Back to her music. She admits that it changed afer the 2012 sudden death of her musical director and close friend, George Mesterhazy, who for many years had been accompanist to the late Shirley Horne. She found herself at loose ends without George and the almost simultaneous closing of her New York City venue,  the Oak Room at the Algonquin Hotel.  That was a difficult time, but West finds answers in her music. “Sometimes performing is therapy,” she confided. “I do a certain song because I have an opinion about something. I can reveal myself through my material. That’s as personal as I can get. I can relate to every song I do.”  One example is “Go Back Where You Stayed,” an Ethel Waters song about female empowerment. And she always includes songs outside the traditional songbook, for example those of  Bob Dylan, who she now considers a classic.

“I’m a  Black woman living in San Francisco; people know where I stand.” She feels gay rights are civil rights. “No one should be deprived of their civil rights.”
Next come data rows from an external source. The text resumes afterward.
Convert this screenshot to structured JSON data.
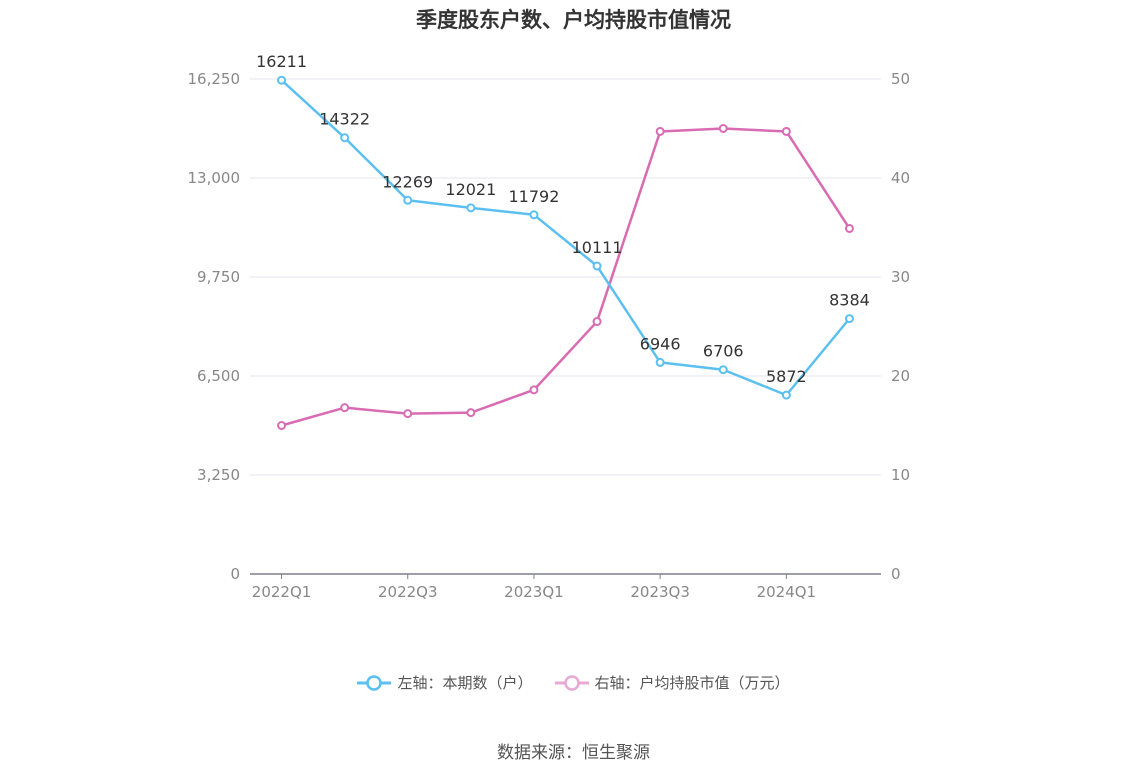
{
  "chart_data": {
    "type": "line",
    "title": "季度股东户数、户均持股市值情况",
    "categories": [
      "2022Q1",
      "2022Q2",
      "2022Q3",
      "2022Q4",
      "2023Q1",
      "2023Q2",
      "2023Q3",
      "2023Q4",
      "2024Q1",
      "2024Q2"
    ],
    "x_tick_labels": [
      "2022Q1",
      "2022Q3",
      "2023Q1",
      "2023Q3",
      "2024Q1"
    ],
    "left_axis": {
      "ticks": [
        "0",
        "3,250",
        "6,500",
        "9,750",
        "13,000",
        "16,250"
      ],
      "ylim": [
        0,
        16250
      ]
    },
    "right_axis": {
      "ticks": [
        "0",
        "10",
        "20",
        "30",
        "40",
        "50"
      ],
      "ylim": [
        0,
        50
      ]
    },
    "series": [
      {
        "name": "左轴：本期数（户）",
        "axis": "left",
        "color": "#5bc0f0",
        "values": [
          16211,
          14322,
          12269,
          12021,
          11792,
          10111,
          6946,
          6706,
          5872,
          8384
        ],
        "labels": [
          "16211",
          "14322",
          "12269",
          "12021",
          "11792",
          "10111",
          "6946",
          "6706",
          "5872",
          "8384"
        ]
      },
      {
        "name": "右轴：户均持股市值（万元）",
        "axis": "right",
        "color": "#d96bb3",
        "values": [
          15.0,
          16.8,
          16.2,
          16.3,
          18.6,
          25.5,
          44.7,
          45.0,
          44.7,
          34.9
        ]
      }
    ],
    "legend_position": "bottom",
    "grid": true
  },
  "footer": {
    "source": "数据来源：恒生聚源"
  }
}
But to be certain, she reinforces that she’s singing a Hank Williams, Sr, song –“I’m So Lonesome I Could Cry”– rather than one of right-wing Hank, Jr.

Although lamenting the loss of Mesterhazy, she shows warm appreciation for her current musicians as well — musical director and pianist Adam Shulman, bassist John Witala, drummer Greg Weiser-Pratt and Dizzy Gillespie’s former guitarist Ed Cherry. They bring their gifts to the stage so her show is never the same twice. “I hear the nuances;” she said, “that’s the growth, which is the biggest thing for me right now.” When Adam has chord changes, the other musicians pick up on it.

She’s an ardent supporter of the arts and serves on the Board of the year old SFJazz, the first stand alone venue in the country dedicated exclusively to jazz. West is in favor of government funding for the arts. “Many kids have never heard an acoustic instrument. It’s too bad we don’t do it like Europe does. The arts are essential and shouldn’t be an afterthought,” said West, who learned to play a clarinet to satisfy a music requirement in school. “Music makes us more human. It goes to that place in the heart able to reach out to people and communicate.”

Now in her mid-fifties, West dreams of a future filled with music, joy, and supportive and loving people.  ‘If you’re growing, you are always evolving, and you have no idea what will be next.”  But she’s ready.